Aucune de ces définitions n’autorise donc l’image d’un groupe entreprenant une action collective. Cette émergence de l’action collective n’a pu se faire que lentement sur des bases locales. On retrouve les éléments classiques permettant de surmonter les obstacles l’action collective : les chômeurs vont d’abord rejoindre différents comités pour en retirer un intérêt personnel (conseils, regroupements pour améliorer la recherche d’emploi,…) puis une certaine chaleur, une possibilité d’être ensemble pour partager des expériences et tenir le coup (on retrouve les thèses d’Hirschmann sur les bénéfices de l’action collectives abordées dans Bonheur privé et action publique).
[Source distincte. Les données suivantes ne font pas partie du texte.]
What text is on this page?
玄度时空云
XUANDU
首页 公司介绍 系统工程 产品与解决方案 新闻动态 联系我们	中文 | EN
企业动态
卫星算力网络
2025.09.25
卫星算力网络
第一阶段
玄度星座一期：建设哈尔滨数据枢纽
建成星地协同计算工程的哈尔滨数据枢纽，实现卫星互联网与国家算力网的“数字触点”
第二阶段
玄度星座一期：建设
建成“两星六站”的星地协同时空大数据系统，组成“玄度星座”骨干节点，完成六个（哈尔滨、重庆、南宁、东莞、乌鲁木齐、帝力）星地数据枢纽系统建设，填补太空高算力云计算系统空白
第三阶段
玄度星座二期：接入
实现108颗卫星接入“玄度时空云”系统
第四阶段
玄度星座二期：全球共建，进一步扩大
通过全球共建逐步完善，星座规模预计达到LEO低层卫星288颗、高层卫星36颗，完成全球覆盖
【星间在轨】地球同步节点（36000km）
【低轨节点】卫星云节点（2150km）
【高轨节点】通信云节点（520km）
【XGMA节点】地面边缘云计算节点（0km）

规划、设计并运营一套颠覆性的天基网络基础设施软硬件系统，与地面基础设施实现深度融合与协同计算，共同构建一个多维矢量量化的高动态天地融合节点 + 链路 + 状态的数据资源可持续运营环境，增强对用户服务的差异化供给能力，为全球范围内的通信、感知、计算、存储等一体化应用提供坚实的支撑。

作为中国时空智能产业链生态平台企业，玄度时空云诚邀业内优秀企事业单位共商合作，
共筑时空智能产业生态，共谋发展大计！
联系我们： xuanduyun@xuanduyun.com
Enfin, au sein de ces comités, les chômeurs vont développer des actions d’entraide et bénévoles : distribution de secours en nature, réfection et vente de vêtements d’occasion, aide pour résoudre les problèmes administratifs, offre de services divers à très bas prix, aide à la rédaction de CV, confection et vente de journaux,… Il y a là le développement d’un véritable travail associé à la condition de chômeur. De plus, à travers ces diverses actions, les associations de chômeurs réussissent à articuler les trois objectifs qui sont le regroupement, la défense et la mobilisation, préalables à la redéfinition de la situation.

            Il ya donc élaboration d’une nouvelle définition du chômeur comme figure permanente, individu à part entière qui peut s’appuyer sur sa condition perçue comme durable pour développer une action collective. Cependant, cette reconnaissance d’une condition du chômeur participe aussi à une transformation de la société car elle remet implicitement en cause le lien traditionnel qui existe entre le travail et le revenu.

            L’enseignant en terminale pourra trouver dans cet ouvrage de multiples apports pour son cours et/ou la réflexion de ses élèves : les obstacles à l’action collective, la situation du chômeur dans la société, des réflexions sur la « disparition de la valeur travail », la déviance et l’exclusion, le concept de «définition de la situation » et une illustration de la construction d’un embryon de mouvement social.